NSights Blog

Stepping stones to success

Helen Kidane reflects on her experiences in the Dean’s Future Scholars program and how it helped her succeed in her undergraduate career.

The first time I stepped foot onto a college campus I was 12 years old. It was at UNR, of all places, and it was the middle of my summer break. I had been participating in a program called Dean’s Future Scholars (DFS). At that point, I had some resentment for these people that made me waste my summer at “school”, but we spent our time doing science projects and dancing at talent shows, and it was admittedly a better summer than anticipated.

I like to think of the events of my life as little stepping stones on a path that have led me to where I am today. Being at DFS that summer was certainly one of those stepping stones for me. DFS is an academic outreach program that seeks to provide first-gen, low-income students in the community with access to higher education. It is a program that targets middle school students and follows them until they graduate high school. I got into the program of course because I checked all the boxes; I certainly wasn’t rich, and my parents immigrated to the U.S. and had never gone to college. When I joined the program in middle school I had no expectations. I knew that I wanted to go to college but I didn’t know how to get there.

Through DFS I was introduced to many mentors throughout middle and high school, and they would spend their time with me talking about college – what I wanted to do, what it would be like, how I could pay for it, etc. I always enjoyed these conversations, not only because I was eager to go to college, but I was able to bond with mentors who saw my potential as a student and helped me develop my academic career. More importantly, I got to see mentors who were in college and looked like me, and that truly made me feel like I could really do it.

Another one of my pivotal stepping stone moments happened with my high school mentor. I was venting to him about a paper for a class that I had no clue how to write about. All I knew was that I wanted to write a psychology paper. My mentor, being a psychology major himself, decided to lend me one of his textbooks so that I could find something to write about. While I probably didn’t understand a lot of what was in that textbook at the time, it sparked an interest in me and I knew that psychology was a field that I wanted to pursue, and I used that book as a reference for the rest of my psych papers in high school. Something that I think is hard to find in other programs is the strong interpersonal relationships that you build with your mentors in the program. I truly felt like my mentors took the time to get to know me, and they provided me with the resources I needed to thrive both as a student and as a person.

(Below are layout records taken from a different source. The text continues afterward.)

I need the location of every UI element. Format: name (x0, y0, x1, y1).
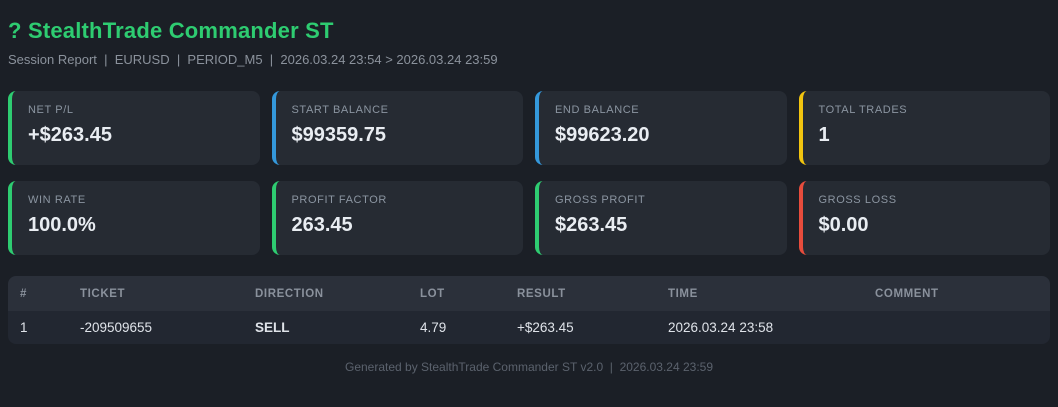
cell-lot: 4.79 (420, 320, 447, 335)
session-report-page: ? StealthTrade Commander ST Session Repo… (8, 0, 1050, 374)
report-header: ? StealthTrade Commander ST Session Repo… (8, 0, 1050, 67)
report-footer: Generated by StealthTrade Commander ST v… (344, 360, 713, 374)
stat-label: START BALANCE (291, 104, 389, 116)
cell-time: 2026.03.24 23:58 (668, 320, 774, 335)
stat-value: 1 (818, 124, 830, 146)
column-header-direction: DIRECTION (255, 287, 324, 300)
stat-card-win-rate: WIN RATE 100.0% (8, 181, 260, 255)
page-title: ? StealthTrade Commander ST (8, 18, 334, 43)
stat-label: PROFIT FACTOR (291, 194, 387, 206)
column-header-time: TIME (668, 287, 698, 300)
table-header-row: # TICKET DIRECTION LOT RESULT TIME COMME… (8, 276, 1050, 311)
column-header-result: RESULT (517, 287, 566, 300)
stat-label: NET P/L (28, 104, 74, 116)
cell-comment (863, 311, 1050, 344)
stat-label: GROSS PROFIT (555, 194, 646, 206)
cell-num: 1 (20, 320, 28, 335)
stat-value: 100.0% (28, 214, 96, 236)
table-row: 1 -209509655 SELL 4.79 +$263.45 2026.03.… (8, 311, 1050, 344)
cell-result: +$263.45 (517, 320, 574, 335)
cell-direction: SELL (255, 320, 290, 335)
stat-label: WIN RATE (28, 194, 86, 206)
cell-ticket: -209509655 (80, 320, 153, 335)
stat-card-gross-profit: GROSS PROFIT $263.45 (535, 181, 787, 255)
stat-value: +$263.45 (28, 124, 112, 146)
stat-card-total-trades: TOTAL TRADES 1 (798, 91, 1050, 165)
column-header-comment: COMMENT (875, 287, 939, 300)
stat-label: END BALANCE (555, 104, 640, 116)
stat-label: TOTAL TRADES (818, 104, 908, 116)
stat-card-net-pl: NET P/L +$263.45 (8, 91, 260, 165)
stat-card-gross-loss: GROSS LOSS $0.00 (798, 181, 1050, 255)
column-header-ticket: TICKET (80, 287, 126, 300)
stats-grid: NET P/L +$263.45 START BALANCE $99359.75… (8, 91, 1050, 255)
trades-table: # TICKET DIRECTION LOT RESULT TIME COMME… (8, 276, 1050, 344)
stat-value: $0.00 (818, 214, 869, 236)
stat-label: GROSS LOSS (818, 194, 897, 206)
stat-value: 263.45 (291, 214, 353, 236)
stat-value: $99623.20 (555, 124, 650, 146)
column-header-num: # (20, 287, 27, 300)
stat-card-end-balance: END BALANCE $99623.20 (535, 91, 787, 165)
stat-card-start-balance: START BALANCE $99359.75 (271, 91, 523, 165)
report-subtitle: Session Report | EURUSD | PERIOD_M5 | 20… (8, 52, 498, 67)
stat-value: $99359.75 (291, 124, 387, 146)
stat-card-profit-factor: PROFIT FACTOR 263.45 (271, 181, 523, 255)
column-header-lot: LOT (420, 287, 445, 300)
stat-value: $263.45 (555, 214, 628, 236)
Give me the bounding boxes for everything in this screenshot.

As I grew out of the program and began my studies at UNR, I was able to reflect on the value and influence that DFS had on my academic development. This program provided support for students that are often neglected in schools due to a lack of resources and accommodations. When the odds are so heavily stacked against you, it is easy to slip through the cracks. One of the great things that this program provides is a sense of community. I have met many students through the program who I felt were a part of the backbone of my success in high school and even college. Not only do you have people cheering you on, but you’ve also got people to look up to who come from the same background as you. It is because of these reasons that I decided to mentor for DFS myself. I wanted to be that role model for a student who didn’t think they could do it before. I wanted to be someone else’s stepping stone, the same way my mentors were for me.

As of right now, I am in the second year of my master’s in the Behavior Analysis program at UNR. I’ve been a mentor for 4 years, and I’ve been able to meet so many bright students in the community who have such a strong drive for learning much like I did when I was in their shoes. While a lot of these pivotal moments in my life seemed so small in the moment I look behind me and I see that I’ve paved such a long path, and I have so much more to go. DFS has done so much for many students in our community, and it is thanks to DFS that we have created so many paths to a bright future.